Has Covid accelerated the death of real-life shopping? ‘Shopping has to evolve as an experience,’ she insists. ‘A store like Selfridges has done it well. You go to the champagne bar and it’s a pleasure to be out.
‘Do we still need the beauty counter? Some people love it, some find it intimidating. Websites are getting just as good at giving you information on products as counter staff. But I hope it’s still part of retail as it can be great fun.’
A former winner of the Ambassador Award at the NatWest Everywoman Awards, she’s one of this year’s judges and a supporter of the network for businesswomen. ‘I try to mentor everyone in my organisation and I love it when they go on to build businesses.’

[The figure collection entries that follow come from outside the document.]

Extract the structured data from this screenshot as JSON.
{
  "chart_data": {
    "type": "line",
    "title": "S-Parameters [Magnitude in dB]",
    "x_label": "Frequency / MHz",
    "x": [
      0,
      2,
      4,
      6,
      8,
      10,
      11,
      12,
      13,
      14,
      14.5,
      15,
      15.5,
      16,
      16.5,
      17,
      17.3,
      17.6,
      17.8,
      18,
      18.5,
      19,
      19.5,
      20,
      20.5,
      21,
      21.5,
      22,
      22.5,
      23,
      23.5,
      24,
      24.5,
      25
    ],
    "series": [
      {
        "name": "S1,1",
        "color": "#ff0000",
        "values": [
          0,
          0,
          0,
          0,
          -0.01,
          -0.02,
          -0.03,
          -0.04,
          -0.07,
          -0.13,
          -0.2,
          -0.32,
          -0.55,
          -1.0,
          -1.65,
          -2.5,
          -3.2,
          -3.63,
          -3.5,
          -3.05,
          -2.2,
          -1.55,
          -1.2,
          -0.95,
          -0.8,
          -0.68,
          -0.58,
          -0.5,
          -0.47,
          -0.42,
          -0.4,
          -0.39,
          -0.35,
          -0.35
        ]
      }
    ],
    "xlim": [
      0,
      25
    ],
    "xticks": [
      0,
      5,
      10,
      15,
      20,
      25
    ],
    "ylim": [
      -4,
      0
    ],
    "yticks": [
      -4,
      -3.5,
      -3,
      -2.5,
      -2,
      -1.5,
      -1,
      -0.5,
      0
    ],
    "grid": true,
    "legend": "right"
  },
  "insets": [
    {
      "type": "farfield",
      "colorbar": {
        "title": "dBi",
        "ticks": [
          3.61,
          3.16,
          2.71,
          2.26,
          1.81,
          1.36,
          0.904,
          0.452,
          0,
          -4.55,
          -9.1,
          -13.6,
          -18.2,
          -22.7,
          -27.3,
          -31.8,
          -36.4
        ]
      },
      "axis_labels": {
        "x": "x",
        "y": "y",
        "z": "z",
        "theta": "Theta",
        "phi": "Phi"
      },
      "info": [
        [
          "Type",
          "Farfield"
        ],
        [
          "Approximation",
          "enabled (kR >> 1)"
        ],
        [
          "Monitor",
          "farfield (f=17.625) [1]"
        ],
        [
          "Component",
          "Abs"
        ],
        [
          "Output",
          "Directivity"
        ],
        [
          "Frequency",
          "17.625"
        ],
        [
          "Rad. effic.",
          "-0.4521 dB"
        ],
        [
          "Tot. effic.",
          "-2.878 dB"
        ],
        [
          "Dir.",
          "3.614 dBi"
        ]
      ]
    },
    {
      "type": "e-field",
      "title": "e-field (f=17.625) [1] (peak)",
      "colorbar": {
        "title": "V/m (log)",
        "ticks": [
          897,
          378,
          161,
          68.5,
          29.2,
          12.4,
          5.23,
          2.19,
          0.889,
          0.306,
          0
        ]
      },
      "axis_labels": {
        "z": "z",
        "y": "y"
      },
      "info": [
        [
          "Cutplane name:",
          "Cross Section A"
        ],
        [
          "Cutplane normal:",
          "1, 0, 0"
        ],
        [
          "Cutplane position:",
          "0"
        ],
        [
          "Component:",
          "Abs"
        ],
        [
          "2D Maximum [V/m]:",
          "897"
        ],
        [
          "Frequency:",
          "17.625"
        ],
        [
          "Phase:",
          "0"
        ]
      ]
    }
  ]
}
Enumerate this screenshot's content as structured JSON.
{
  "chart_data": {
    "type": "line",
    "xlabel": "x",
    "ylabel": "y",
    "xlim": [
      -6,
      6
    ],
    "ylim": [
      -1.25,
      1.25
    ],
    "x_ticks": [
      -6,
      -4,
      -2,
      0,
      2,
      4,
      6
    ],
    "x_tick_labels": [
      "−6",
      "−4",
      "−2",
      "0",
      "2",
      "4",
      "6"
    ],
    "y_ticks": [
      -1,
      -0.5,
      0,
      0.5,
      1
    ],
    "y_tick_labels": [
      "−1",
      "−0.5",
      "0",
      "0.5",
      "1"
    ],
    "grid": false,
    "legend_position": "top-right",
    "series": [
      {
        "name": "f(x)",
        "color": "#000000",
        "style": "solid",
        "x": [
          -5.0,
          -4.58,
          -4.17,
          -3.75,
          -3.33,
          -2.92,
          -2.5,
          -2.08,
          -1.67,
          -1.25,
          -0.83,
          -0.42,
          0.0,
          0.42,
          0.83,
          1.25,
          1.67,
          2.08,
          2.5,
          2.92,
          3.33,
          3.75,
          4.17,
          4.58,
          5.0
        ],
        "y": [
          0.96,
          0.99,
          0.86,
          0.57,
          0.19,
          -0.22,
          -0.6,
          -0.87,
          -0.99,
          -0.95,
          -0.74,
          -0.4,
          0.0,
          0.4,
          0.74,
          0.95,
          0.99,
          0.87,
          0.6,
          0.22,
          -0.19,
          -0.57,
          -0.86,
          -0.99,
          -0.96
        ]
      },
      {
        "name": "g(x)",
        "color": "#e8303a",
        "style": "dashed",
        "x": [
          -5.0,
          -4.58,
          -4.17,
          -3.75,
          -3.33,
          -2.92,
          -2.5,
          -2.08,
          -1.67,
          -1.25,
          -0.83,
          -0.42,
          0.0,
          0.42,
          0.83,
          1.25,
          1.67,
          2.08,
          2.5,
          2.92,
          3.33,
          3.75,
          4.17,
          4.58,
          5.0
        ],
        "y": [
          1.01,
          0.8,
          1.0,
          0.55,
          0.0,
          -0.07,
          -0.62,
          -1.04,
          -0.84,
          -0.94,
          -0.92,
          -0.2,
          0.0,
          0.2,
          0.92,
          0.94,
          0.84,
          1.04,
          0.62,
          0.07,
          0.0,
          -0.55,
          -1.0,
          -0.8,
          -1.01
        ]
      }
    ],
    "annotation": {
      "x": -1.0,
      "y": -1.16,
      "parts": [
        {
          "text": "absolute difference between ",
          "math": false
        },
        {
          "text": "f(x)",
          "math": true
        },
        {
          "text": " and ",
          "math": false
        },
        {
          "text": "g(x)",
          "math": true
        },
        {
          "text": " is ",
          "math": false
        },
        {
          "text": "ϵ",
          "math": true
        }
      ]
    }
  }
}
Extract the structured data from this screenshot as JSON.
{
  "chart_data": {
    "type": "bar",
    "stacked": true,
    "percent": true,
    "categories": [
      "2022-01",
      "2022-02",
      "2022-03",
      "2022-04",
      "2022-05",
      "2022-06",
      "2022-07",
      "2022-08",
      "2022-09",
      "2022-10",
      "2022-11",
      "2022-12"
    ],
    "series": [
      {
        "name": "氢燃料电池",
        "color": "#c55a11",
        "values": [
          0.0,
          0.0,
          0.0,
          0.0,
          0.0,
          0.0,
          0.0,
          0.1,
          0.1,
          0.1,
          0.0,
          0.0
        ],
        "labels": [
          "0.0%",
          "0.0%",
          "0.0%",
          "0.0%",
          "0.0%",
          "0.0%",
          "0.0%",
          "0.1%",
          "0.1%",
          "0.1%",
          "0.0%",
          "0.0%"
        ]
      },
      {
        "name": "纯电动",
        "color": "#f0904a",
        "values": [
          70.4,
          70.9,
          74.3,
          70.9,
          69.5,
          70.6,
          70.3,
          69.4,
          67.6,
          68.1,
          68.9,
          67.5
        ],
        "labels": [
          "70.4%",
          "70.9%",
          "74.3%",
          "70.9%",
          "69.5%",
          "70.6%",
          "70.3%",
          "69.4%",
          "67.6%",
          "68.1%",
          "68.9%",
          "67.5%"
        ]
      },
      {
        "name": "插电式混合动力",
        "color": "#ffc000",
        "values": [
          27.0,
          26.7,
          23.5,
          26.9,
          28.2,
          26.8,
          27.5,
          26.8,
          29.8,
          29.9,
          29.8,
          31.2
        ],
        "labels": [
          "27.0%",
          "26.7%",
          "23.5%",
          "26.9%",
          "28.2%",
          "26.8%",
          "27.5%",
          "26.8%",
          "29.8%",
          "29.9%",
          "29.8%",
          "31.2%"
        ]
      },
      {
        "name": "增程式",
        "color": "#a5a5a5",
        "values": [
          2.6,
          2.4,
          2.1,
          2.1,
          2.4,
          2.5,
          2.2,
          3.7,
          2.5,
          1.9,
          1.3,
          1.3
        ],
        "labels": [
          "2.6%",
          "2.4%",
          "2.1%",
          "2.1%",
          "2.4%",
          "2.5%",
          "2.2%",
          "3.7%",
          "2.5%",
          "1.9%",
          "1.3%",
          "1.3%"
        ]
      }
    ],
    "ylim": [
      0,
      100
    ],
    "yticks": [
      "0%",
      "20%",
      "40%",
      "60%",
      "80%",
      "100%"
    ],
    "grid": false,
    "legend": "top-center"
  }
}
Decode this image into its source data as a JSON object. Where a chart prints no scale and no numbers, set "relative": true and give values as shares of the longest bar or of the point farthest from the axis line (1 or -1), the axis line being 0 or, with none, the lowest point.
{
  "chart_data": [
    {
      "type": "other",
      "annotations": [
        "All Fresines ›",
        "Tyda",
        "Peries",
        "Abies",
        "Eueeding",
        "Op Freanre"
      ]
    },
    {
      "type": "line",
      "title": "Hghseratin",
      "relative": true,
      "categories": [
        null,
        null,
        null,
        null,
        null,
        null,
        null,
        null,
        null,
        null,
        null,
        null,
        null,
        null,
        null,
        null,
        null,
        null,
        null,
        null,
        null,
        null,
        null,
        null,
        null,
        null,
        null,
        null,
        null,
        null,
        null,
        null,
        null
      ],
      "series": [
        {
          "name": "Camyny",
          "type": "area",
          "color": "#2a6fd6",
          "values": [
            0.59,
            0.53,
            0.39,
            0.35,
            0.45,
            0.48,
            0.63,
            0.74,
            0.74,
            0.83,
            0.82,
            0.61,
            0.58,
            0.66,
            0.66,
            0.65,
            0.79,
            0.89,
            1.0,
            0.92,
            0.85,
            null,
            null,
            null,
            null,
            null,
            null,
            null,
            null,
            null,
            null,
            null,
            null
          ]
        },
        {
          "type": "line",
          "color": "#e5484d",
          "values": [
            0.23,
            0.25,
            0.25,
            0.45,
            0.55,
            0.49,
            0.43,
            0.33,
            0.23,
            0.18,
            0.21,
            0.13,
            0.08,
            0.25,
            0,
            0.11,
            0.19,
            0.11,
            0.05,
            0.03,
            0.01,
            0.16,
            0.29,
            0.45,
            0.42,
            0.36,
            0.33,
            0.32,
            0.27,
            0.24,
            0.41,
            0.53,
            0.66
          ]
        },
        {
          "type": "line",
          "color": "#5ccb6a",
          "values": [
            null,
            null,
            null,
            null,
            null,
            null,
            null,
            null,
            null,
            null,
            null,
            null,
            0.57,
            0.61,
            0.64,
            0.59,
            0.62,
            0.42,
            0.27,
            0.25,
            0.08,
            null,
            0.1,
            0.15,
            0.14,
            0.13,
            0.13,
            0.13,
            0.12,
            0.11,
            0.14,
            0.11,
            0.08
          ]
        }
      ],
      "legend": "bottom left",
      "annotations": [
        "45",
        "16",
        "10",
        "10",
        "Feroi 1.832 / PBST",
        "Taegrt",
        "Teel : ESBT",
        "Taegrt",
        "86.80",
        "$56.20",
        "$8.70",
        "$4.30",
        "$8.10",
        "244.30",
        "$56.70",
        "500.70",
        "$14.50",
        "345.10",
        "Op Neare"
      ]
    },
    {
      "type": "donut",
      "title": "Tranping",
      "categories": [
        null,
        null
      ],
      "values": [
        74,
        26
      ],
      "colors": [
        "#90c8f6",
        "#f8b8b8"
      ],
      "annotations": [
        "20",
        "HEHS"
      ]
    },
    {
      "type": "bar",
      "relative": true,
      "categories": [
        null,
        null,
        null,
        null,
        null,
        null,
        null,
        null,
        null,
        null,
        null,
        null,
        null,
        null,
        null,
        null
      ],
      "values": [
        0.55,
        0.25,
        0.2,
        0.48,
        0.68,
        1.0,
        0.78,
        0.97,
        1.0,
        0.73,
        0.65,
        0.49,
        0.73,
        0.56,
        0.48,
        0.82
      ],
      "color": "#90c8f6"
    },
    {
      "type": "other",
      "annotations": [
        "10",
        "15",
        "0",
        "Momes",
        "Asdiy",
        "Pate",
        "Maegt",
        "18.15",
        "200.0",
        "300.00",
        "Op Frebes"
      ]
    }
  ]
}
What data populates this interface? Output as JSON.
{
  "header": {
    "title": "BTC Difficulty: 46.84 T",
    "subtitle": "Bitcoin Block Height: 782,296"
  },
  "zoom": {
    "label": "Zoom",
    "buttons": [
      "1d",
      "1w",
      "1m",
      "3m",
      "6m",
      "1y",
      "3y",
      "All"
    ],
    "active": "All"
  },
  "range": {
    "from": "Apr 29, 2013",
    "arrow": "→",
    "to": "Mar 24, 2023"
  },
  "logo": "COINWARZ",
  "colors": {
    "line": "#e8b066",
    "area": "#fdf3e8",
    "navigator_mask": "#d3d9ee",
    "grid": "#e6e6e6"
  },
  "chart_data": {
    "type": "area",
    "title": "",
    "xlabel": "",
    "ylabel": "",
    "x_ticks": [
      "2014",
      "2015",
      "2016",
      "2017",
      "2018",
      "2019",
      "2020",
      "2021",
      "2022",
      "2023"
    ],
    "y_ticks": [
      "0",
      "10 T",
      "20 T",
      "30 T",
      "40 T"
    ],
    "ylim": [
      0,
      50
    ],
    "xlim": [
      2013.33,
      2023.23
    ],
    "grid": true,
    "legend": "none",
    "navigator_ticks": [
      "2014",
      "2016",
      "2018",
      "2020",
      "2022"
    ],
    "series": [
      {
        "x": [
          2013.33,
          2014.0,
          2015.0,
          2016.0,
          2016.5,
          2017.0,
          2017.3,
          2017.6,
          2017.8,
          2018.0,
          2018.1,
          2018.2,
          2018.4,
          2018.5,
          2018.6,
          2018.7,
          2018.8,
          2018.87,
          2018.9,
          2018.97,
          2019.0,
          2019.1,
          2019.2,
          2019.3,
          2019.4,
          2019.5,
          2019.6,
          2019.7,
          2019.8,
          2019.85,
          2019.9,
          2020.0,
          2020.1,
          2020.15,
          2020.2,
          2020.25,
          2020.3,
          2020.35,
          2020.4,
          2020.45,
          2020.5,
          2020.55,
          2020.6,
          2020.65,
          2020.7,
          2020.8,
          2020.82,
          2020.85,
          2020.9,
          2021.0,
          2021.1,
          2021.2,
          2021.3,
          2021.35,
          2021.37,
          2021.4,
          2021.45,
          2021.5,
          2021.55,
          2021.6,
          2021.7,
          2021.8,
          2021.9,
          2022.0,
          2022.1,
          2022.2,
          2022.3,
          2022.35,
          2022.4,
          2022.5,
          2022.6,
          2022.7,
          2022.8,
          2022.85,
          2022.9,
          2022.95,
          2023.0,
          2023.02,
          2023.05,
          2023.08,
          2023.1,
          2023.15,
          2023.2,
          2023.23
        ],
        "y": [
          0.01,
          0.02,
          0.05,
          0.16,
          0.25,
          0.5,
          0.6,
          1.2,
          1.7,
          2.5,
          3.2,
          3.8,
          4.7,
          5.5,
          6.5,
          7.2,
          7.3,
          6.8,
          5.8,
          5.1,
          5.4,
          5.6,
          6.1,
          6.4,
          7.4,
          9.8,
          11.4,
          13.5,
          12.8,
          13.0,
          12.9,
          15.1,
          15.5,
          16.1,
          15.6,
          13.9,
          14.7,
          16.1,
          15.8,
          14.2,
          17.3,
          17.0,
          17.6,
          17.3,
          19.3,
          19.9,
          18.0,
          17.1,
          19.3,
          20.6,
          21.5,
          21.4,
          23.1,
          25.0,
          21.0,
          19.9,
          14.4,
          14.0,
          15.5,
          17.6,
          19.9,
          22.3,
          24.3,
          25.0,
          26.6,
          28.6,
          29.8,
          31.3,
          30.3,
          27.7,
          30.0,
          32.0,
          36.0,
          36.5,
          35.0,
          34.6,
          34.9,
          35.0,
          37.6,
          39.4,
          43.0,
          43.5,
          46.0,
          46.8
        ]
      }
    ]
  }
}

Her big tip is for would-be entrepreneurs to constantly ask themselves what the purpose of their business is, and to hone that message into one brilliant sentence to wow investors.
‘I’ve never had a business plan that worked only on the principle of making money — there’s always a bigger purpose to do with making things better for women. There’s no reason why they should settle for paying such a lot for skincare, for example. I want them to carry that idea over into every aspect of their life.’